In response to the order, ASH President Stephanie Lee, MD, MPH, of Fred Hutchinson Cancer Research Center issued the following statement:
“We are concerned and disappointed by the suspension of immigration of skilled workers to the United States. The health of our nation relies on a diverse group of professionals who bring unique experiences, expertise, and skills to medical research and patient care. This order will limit our ability to attract talented researchers and practitioners from other countries, not only hindering our present and future health care workforce, but also slowing biomedical research progress and harming public health.

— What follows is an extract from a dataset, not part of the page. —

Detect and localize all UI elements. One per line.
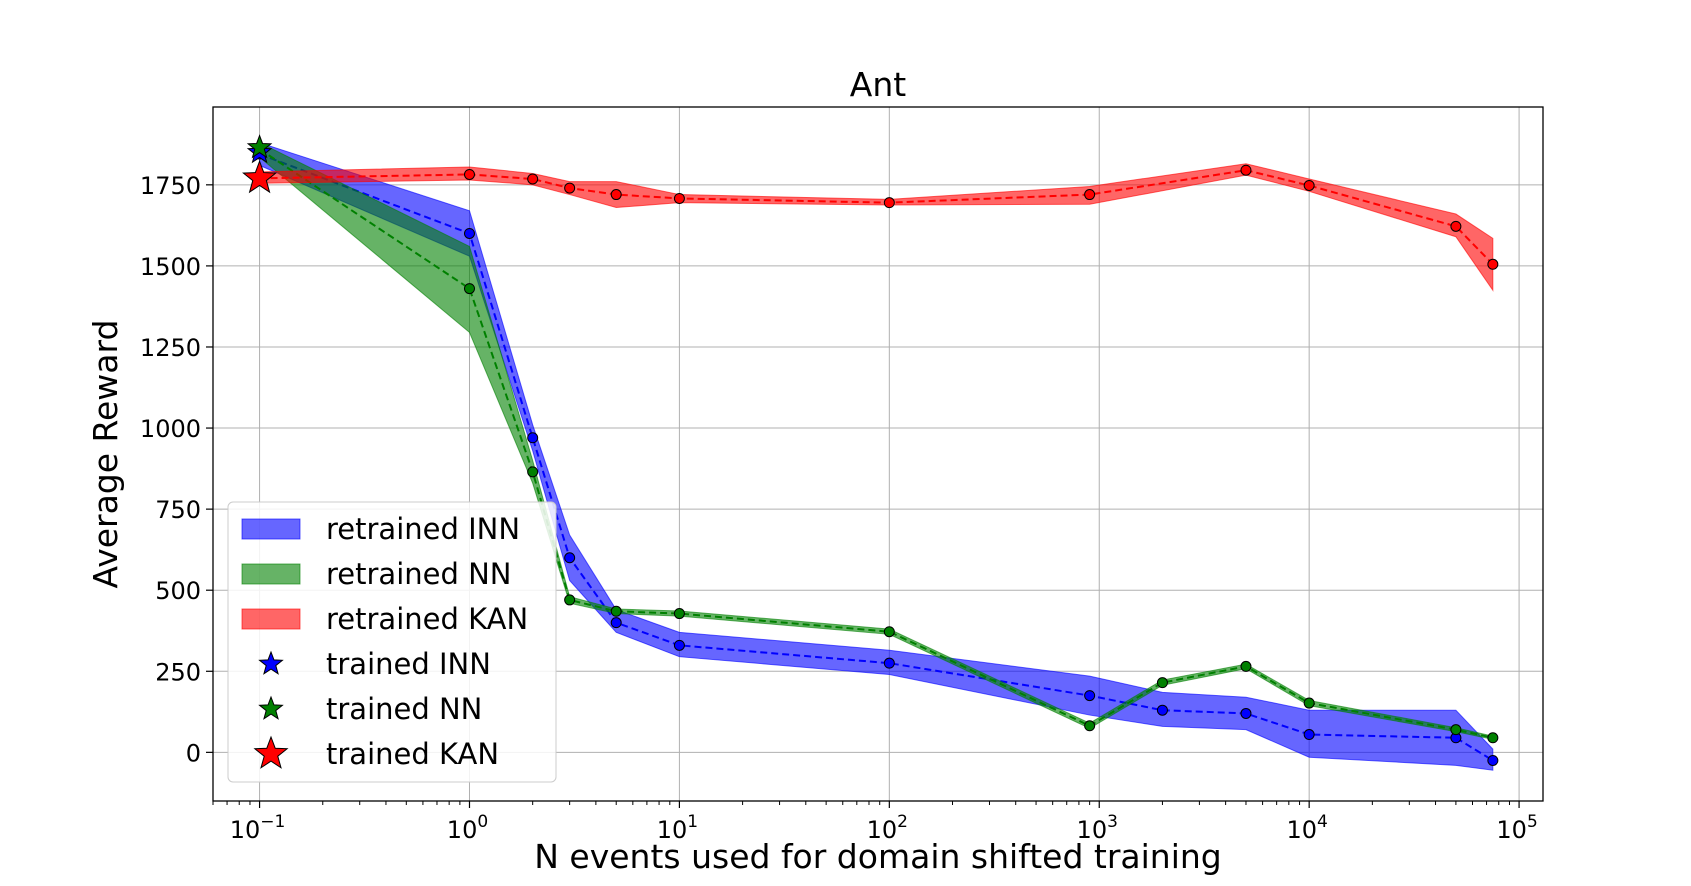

We feel it is especially irresponsible now, during the unprecedented COVID-19 pandemic, to endanger our research enterprise and health care services by closing our borders to skilled medical workers. While the executive order exempts health care professionals involved in COVID-19 care or research, it makes no such exemption for health care workers involved in treating and researching other serious diseases and life-threatening conditions such as heart attacks, cancer, and blood disorders.

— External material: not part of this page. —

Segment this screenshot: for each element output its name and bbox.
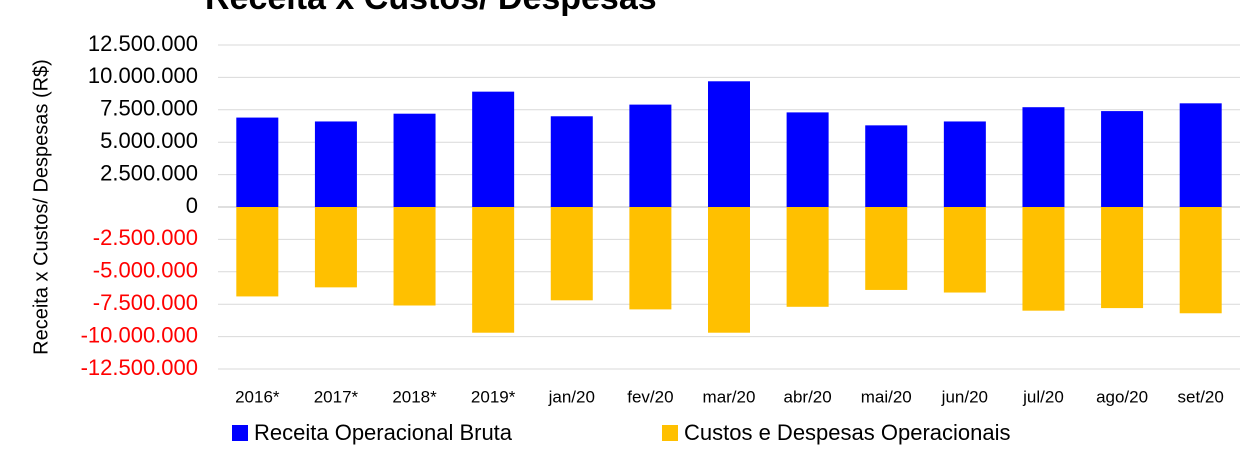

The executive order also threatens economic stability. Biomedical research creates billions of dollars in national economic output each year. Researchers from other countries play a vital role in that economic success; nearly one-third of the U.S.-trained academic workforce in science and engineering is born outside of the United States, according to a National Science Board report. Research has laid the foundation for the development of many cutting-edge treatments that have decreased the costly burden of illness in the United States and saved lives. By preventing some of the world’s greatest minds from participating in U.S. biomedical research, we will hamper our national economic progress.
We urge the Administration to consider the harmful effects of its executive order on our national public health and our economic stability.”
The Society has previously issued statements in opposition to U.S. immigration restriction efforts, most recently in February 2017, March 2017, and June 2018, and continues to reaffirm its support for a global scientific and medical community.
The American Society of Hematology (ASH) (www.hematology.org) is the world’s largest professional society of hematologists dedicated to furthering the understanding, diagnosis, treatment, and prevention of disorders affecting the blood. For more than 60 years, the Society has led the development of hematology as a discipline by promoting research, patient care, education, training, and advocacy in hematology. ASH publishes Blood (www.bloodjournal.org), the most cited peer-reviewed publication in the field, and Blood Advances (www.bloodadvances.org), an online, peer-reviewed open-access journal.